Ничего удивительного в том, что к пятому курсу за мной закрепляется репутация страшного волокиты в студенческом «сестринстве», где я настойчиво домогался едва ли не каждой. С оглядкой на такую славу можно было подумать, что я успел совратить и обесчестить сотни, как тогда говорили, чувих, тогда как на самом деле мои сексуальные достижения за четыре года в кампусе свелись к двум полноценным соитиям и еще к двум, мягко говоря, незавершенным. Куда чаще, чем следовало бы, в ситуациях, требующих физического натиска, чтобы не сказать насилия, я прибегаю к уговорам (оборачивающимся для меня безжалостным приговором): я стою — и настаиваю — на том, что, в отличие от других парней, никого никогда не обманываю; я тебя хочу, потому что ты чудо как хороша, а вовсе не потому, что намерен тобой просто-напросто попользоваться.

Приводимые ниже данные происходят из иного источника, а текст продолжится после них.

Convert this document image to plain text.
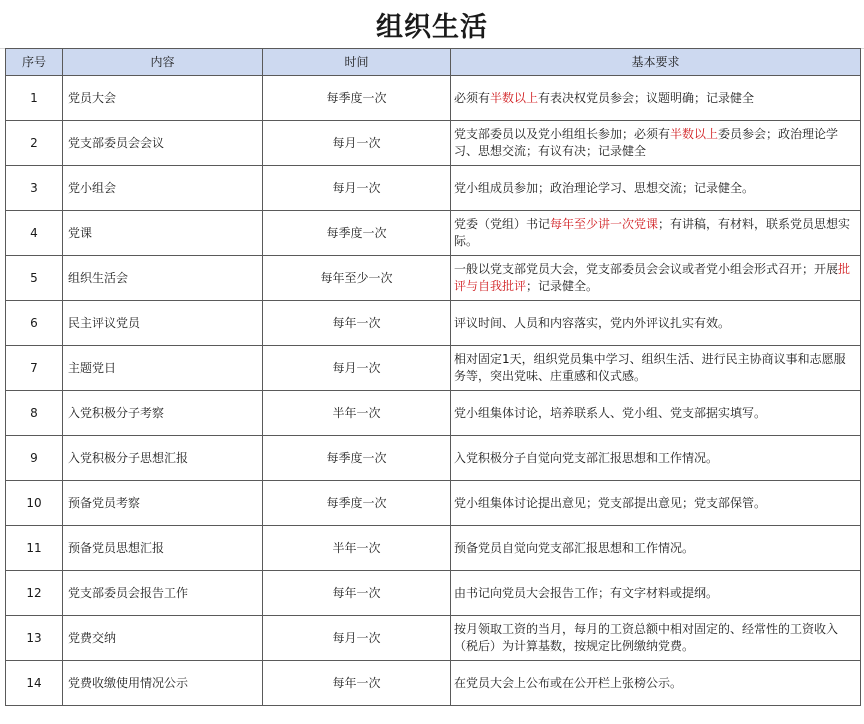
组织生活
序号	内容	时间	基本要求
1	党员大会	每季度一次	必须有半数以上有表决权党员参会；议题明确；记录健全
2	党支部委员会会议	每月一次	党支部委员以及党小组组长参加；必须有半数以上委员参会；政治理论学习、思想交流；有议有决；记录健全
3	党小组会	每月一次	党小组成员参加；政治理论学习、思想交流；记录健全。
4	党课	每季度一次	党委（党组）书记每年至少讲一次党课；有讲稿，有材料，联系党员思想实际。
5	组织生活会	每年至少一次	一般以党支部党员大会，党支部委员会会议或者党小组会形式召开；开展批评与自我批评；记录健全。
6	民主评议党员	每年一次	评议时间、人员和内容落实，党内外评议扎实有效。
7	主题党日	每月一次	相对固定1天，组织党员集中学习、组织生活、进行民主协商议事和志愿服务等，突出党味、庄重感和仪式感。
8	入党积极分子考察	半年一次	党小组集体讨论，培养联系人、党小组、党支部据实填写。
9	入党积极分子思想汇报	每季度一次	入党积极分子自觉向党支部汇报思想和工作情况。
10	预备党员考察	每季度一次	党小组集体讨论提出意见；党支部提出意见；党支部保管。
11	预备党员思想汇报	半年一次	预备党员自觉向党支部汇报思想和工作情况。
12	党支部委员会报告工作	每年一次	由书记向党员大会报告工作；有文字材料或提纲。
13	党费交纳	每月一次	按月领取工资的当月，每月的工资总额中相对固定的、经常性的工资收入（税后）为计算基数，按规定比例缴纳党费。
14	党费收缴使用情况公示	每年一次	在党员大会上公布或在公开栏上张榜公示。
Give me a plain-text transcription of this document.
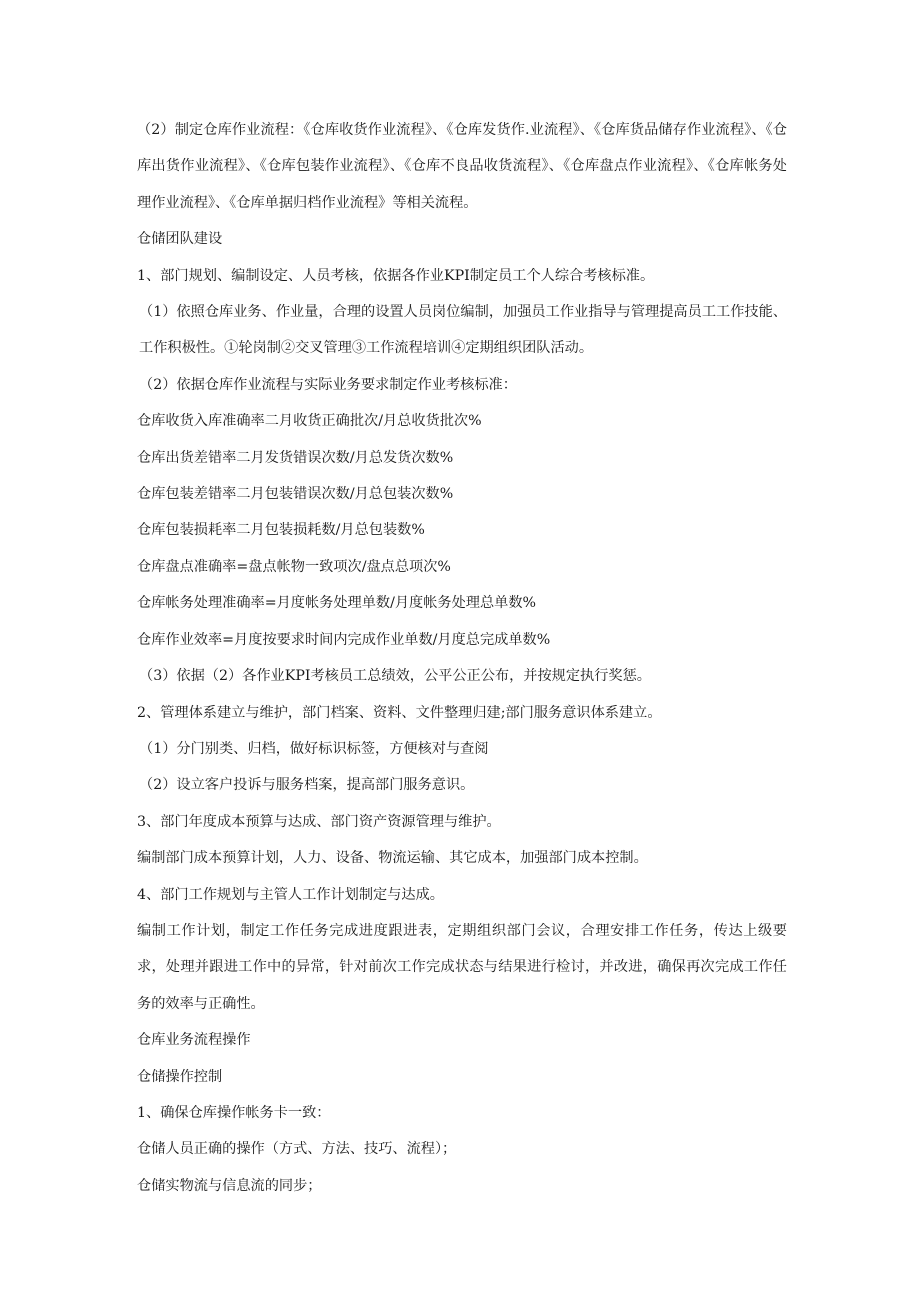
（2）制定仓库作业流程：《仓库收货作业流程》、《仓库发货作.业流程》、《仓库货品储存作业流程》、《仓库出货作业流程》、《仓库包装作业流程》、《仓库不良品收货流程》、《仓库盘点作业流程》、《仓库帐务处理作业流程》、《仓库单据归档作业流程》等相关流程。

仓储团队建设

1、部门规划、编制设定、人员考核，依据各作业KPI制定员工个人综合考核标准。

（1）依照仓库业务、作业量，合理的设置人员岗位编制，加强员工作业指导与管理提高员工工作技能、工作积极性。①轮岗制②交叉管理③工作流程培训④定期组织团队活动。

（2）依据仓库作业流程与实际业务要求制定作业考核标准：

仓库收货入库准确率二月收货正确批次/月总收货批次%

仓库出货差错率二月发货错误次数/月总发货次数%

仓库包装差错率二月包装错误次数/月总包装次数%

仓库包装损耗率二月包装损耗数/月总包装数%

仓库盘点准确率=盘点帐物一致项次/盘点总项次%

仓库帐务处理准确率=月度帐务处理单数/月度帐务处理总单数%

仓库作业效率=月度按要求时间内完成作业单数/月度总完成单数%

（3）依据（2）各作业KPI考核员工总绩效，公平公正公布，并按规定执行奖惩。

2、管理体系建立与维护，部门档案、资料、文件整理归建;部门服务意识体系建立。

（1）分门别类、归档，做好标识标签，方便核对与查阅

（2）设立客户投诉与服务档案，提高部门服务意识。

3、部门年度成本预算与达成、部门资产资源管理与维护。

编制部门成本预算计划，人力、设备、物流运输、其它成本，加强部门成本控制。

4、部门工作规划与主管人工作计划制定与达成。

编制工作计划，制定工作任务完成进度跟进表，定期组织部门会议，合理安排工作任务，传达上级要求，处理并跟进工作中的异常，针对前次工作完成状态与结果进行检讨，并改进，确保再次完成工作任务的效率与正确性。

仓库业务流程操作

仓储操作控制

1、确保仓库操作帐务卡一致：

仓储人员正确的操作（方式、方法、技巧、流程）；

仓储实物流与信息流的同步；
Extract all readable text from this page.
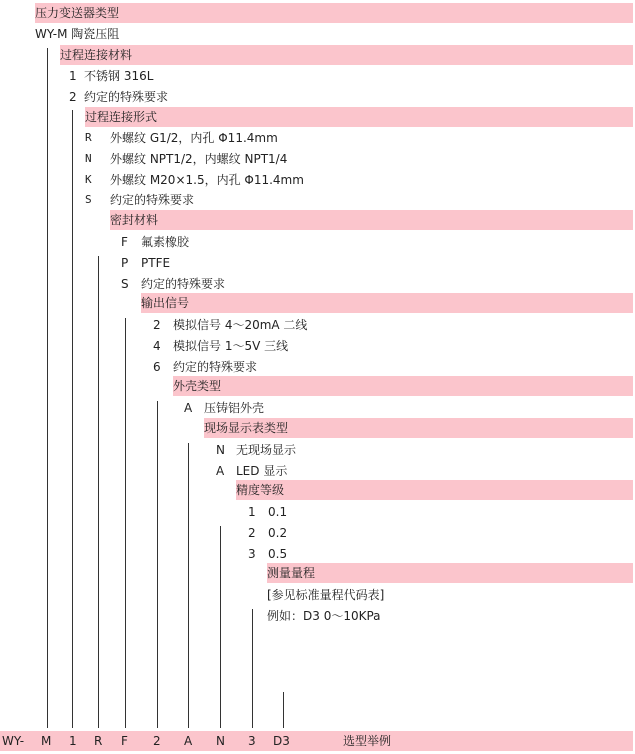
压力变送器类型
WY-M 陶瓷压阻
过程连接材料
1 不锈钢 316L
2 约定的特殊要求
过程连接形式
R 外螺纹 G1/2，内孔 Φ11.4mm
N 外螺纹 NPT1/2，内螺纹 NPT1/4
K 外螺纹 M20×1.5，内孔 Φ11.4mm
S 约定的特殊要求
密封材料
F 氟素橡胶
P PTFE
S 约定的特殊要求
输出信号
2 模拟信号 4～20mA 二线
4 模拟信号 1～5V 三线
6 约定的特殊要求
外壳类型
A 压铸铝外壳
现场显示表类型
N 无现场显示
A LED 显示
精度等级
1 0.1
2 0.2
3 0.5
测量量程
[参见标准量程代码表]
例如：D3 0～10KPa
WY- M 1 R F 2 A N 3 D3	选型举例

В приступе хорошо просчитанной откровенности (вернее, плохо просчитанной, как тут же выясняется) я признаюсь одной из девиц в том, что, едва увидев, как она подперла ладонями груди, возжаждал в эти счастливые ладони превратиться. И чем же это, игриво продолжил я, хуже признаний Ромео, который взывает к стоящей на балконе Джульетте: «Стоит одна, прижав ладонь к щеке. О чем она задумалась украдкой? О, быть бы на ее руке перчаткой, перчаткой на руке!»[11] Судя по реакции моей тогдашней избранницы, новым Ромео она меня не сочла. Да и не она одна! В мой последний год в колледже девицы, едва услышав мой голос в телефонной трубке, вешали ее, а те немногие малышки, что отваживались прийти ко мне на свидание, считали себя — я это слышал от них самих — едва ли не самоубийцами.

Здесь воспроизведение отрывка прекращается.